Andy Thomas article…must readPosted: October 17, 2007
It took me a while to get around to reading this article, originally in the Bulletin, and it is excellent. Here’s the last two paragraphs:
“That is why federal education policies are so important to the country’s future. That is why it was never smart to suggest that not everyone need have the chance for tertiary education, a point that has actually been in debate in Australia. That is why it has not been smart to allow the tertiary education system to become eroded, as it has over the past 30 years. That is why it is not smart to fail to invest in research and development areas just because they do not have an immediate or short-term payback. Just think how much better off the country would be today if long-term water management and desalinisation investments had been made 20 years ago. Or think how much stronger national security would be if the country had made strategic investments to develop a viable space program of remote sensing. These and many other programs are ultimately crucial for the country’s long-term economic and strategic well-being. It is not smart or healthy for the nation to ignore them.

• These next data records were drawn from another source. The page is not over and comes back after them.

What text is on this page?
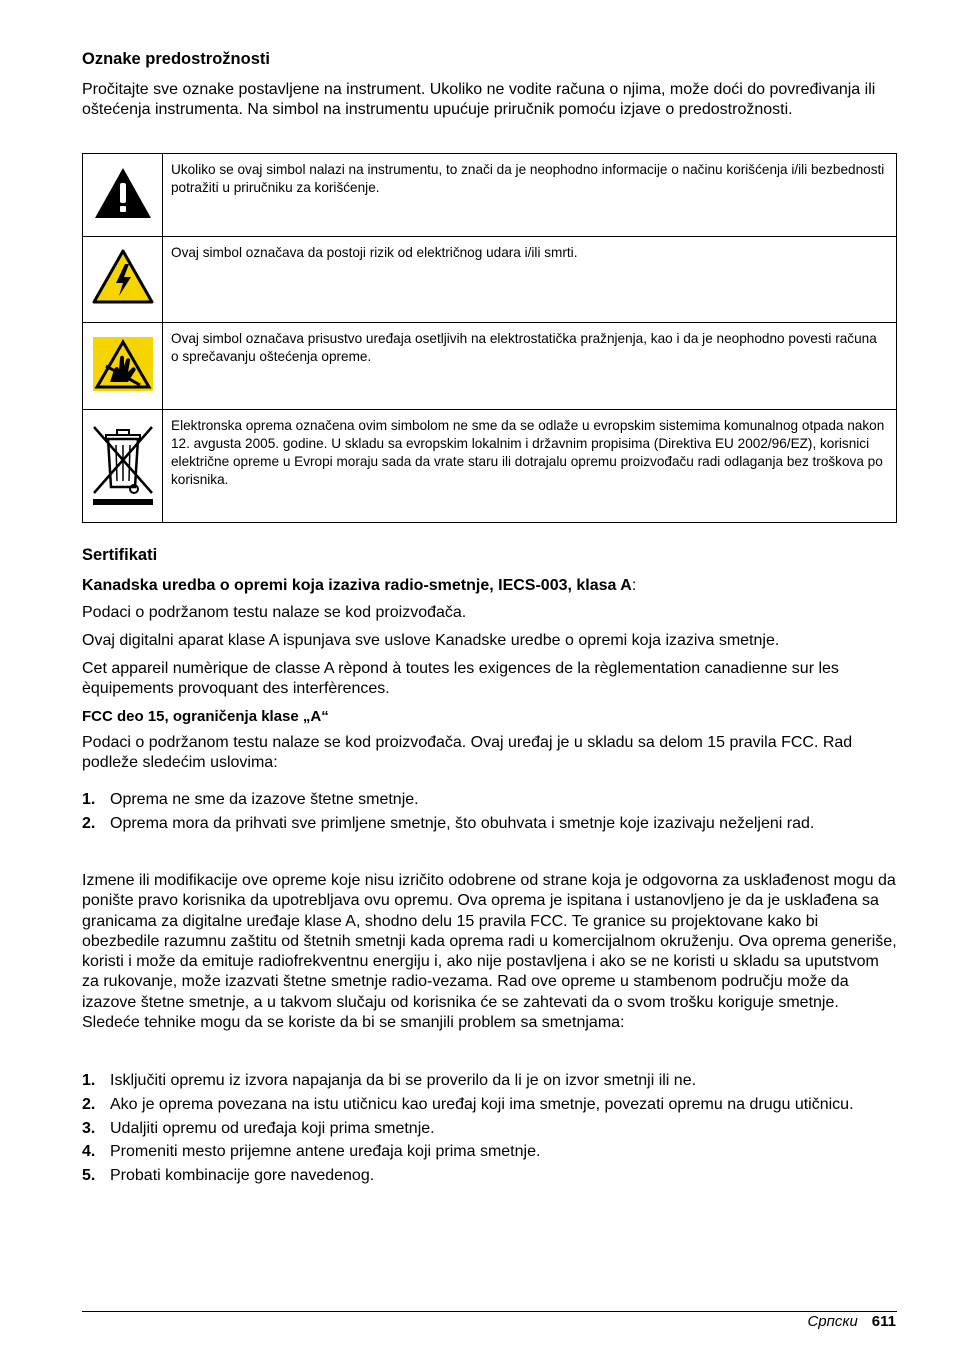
Oznake predostrožnosti

Pročitajte sve oznake postavljene na instrument. Ukoliko ne vodite računa o njima, može doći do povređivanja ili oštećenja instrumenta. Na simbol na instrumentu upućuje priručnik pomoću izjave o predostrožnosti.

	Ukoliko se ovaj simbol nalazi na instrumentu, to znači da je neophodno informacije o načinu korišćenja i/ili bezbednosti potražiti u priručniku za korišćenje.
	Ovaj simbol označava da postoji rizik od električnog udara i/ili smrti.
	Ovaj simbol označava prisustvo uređaja osetljivih na elektrostatička pražnjenja, kao i da je neophodno povesti računa o sprečavanju oštećenja opreme.
	Elektronska oprema označena ovim simbolom ne sme da se odlaže u evropskim sistemima komunalnog otpada nakon 12. avgusta 2005. godine. U skladu sa evropskim lokalnim i državnim propisima (Direktiva EU 2002/96/EZ), korisnici električne opreme u Evropi moraju sada da vrate staru ili dotrajalu opremu proizvođaču radi odlaganja bez troškova po korisnika.
Sertifikati

Kanadska uredba o opremi koja izaziva radio-smetnje, IECS-003, klasa A:

Podaci o podržanom testu nalaze se kod proizvođača.

Ovaj digitalni aparat klase A ispunjava sve uslove Kanadske uredbe o opremi koja izaziva smetnje.

Cet appareil numèrique de classe A rèpond à toutes les exigences de la règlementation canadienne sur les èquipements provoquant des interfèrences.

FCC deo 15, ograničenja klase „A“

Podaci o podržanom testu nalaze se kod proizvođača. Ovaj uređaj je u skladu sa delom 15 pravila FCC. Rad podleže sledećim uslovima:

1. Oprema ne sme da izazove štetne smetnje.
2. Oprema mora da prihvati sve primljene smetnje, što obuhvata i smetnje koje izazivaju neželjeni rad.

Izmene ili modifikacije ove opreme koje nisu izričito odobrene od strane koja je odgovorna za usklađenost mogu da ponište pravo korisnika da upotrebljava ovu opremu. Ova oprema je ispitana i ustanovljeno je da je usklađena sa granicama za digitalne uređaje klase A, shodno delu 15 pravila FCC. Te granice su projektovane kako bi obezbedile razumnu zaštitu od štetnih smetnji kada oprema radi u komercijalnom okruženju. Ova oprema generiše, koristi i može da emituje radiofrekventnu energiju i, ako nije postavljena i ako se ne koristi u skladu sa uputstvom za rukovanje, može izazvati štetne smetnje radio-vezama. Rad ove opreme u stambenom području može da izazove štetne smetnje, a u takvom slučaju od korisnika će se zahtevati da o svom trošku koriguje smetnje. Sledeće tehnike mogu da se koriste da bi se smanjili problem sa smetnjama:

1. Isključiti opremu iz izvora napajanja da bi se proverilo da li je on izvor smetnji ili ne.
2. Ako je oprema povezana na istu utičnicu kao uređaj koji ima smetnje, povezati opremu na drugu utičnicu.
3. Udaljiti opremu od uređaja koji prima smetnje.
4. Promeniti mesto prijemne antene uređaja koji prima smetnje.
5. Probati kombinacije gore navedenog.
Српски 611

Because being smart is about nation-building, it is important to acknowledge and recognise the smart people within the community. It allows them to be rewarded and thanked. They do not have press agents like so many of the celebrities, sports figures or media glitterati who embellish the community. In many instances, the Smart 100 are people the paparazzi would never want to track down. Yet, they are important because their contributions do more than just embellish the community, they help build the nation. The diversity of skills and capabilities captured in the Smart 100 speak well for the country’s intellectual resources. These people will have a long-standing legacy and their acknowledgement here shows where the intellectual strength of the nation lies and points to the possibility of a very positive future. But it is up to all of us to also be smart to ensure that this future does indeed come to pass.”

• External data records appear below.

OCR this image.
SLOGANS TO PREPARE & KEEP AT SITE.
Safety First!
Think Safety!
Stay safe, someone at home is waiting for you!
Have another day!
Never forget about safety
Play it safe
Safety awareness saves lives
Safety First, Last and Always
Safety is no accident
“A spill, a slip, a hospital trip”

It was, if I recall correctly, recently mentioned on the ABC’s science show that William Brag, another local lad, won his Nobel prize when younger than Britney Spears is now. Until we manage to get science to be noticed and appreciated and ensure our primary school children share the interest the following hit rates from Google will reflect how well our society respects the people who do great things in the world.
William Bragg: 414,000 hits (discoveries save millions of lives)
Britney Spears:16,800,000 hits (????)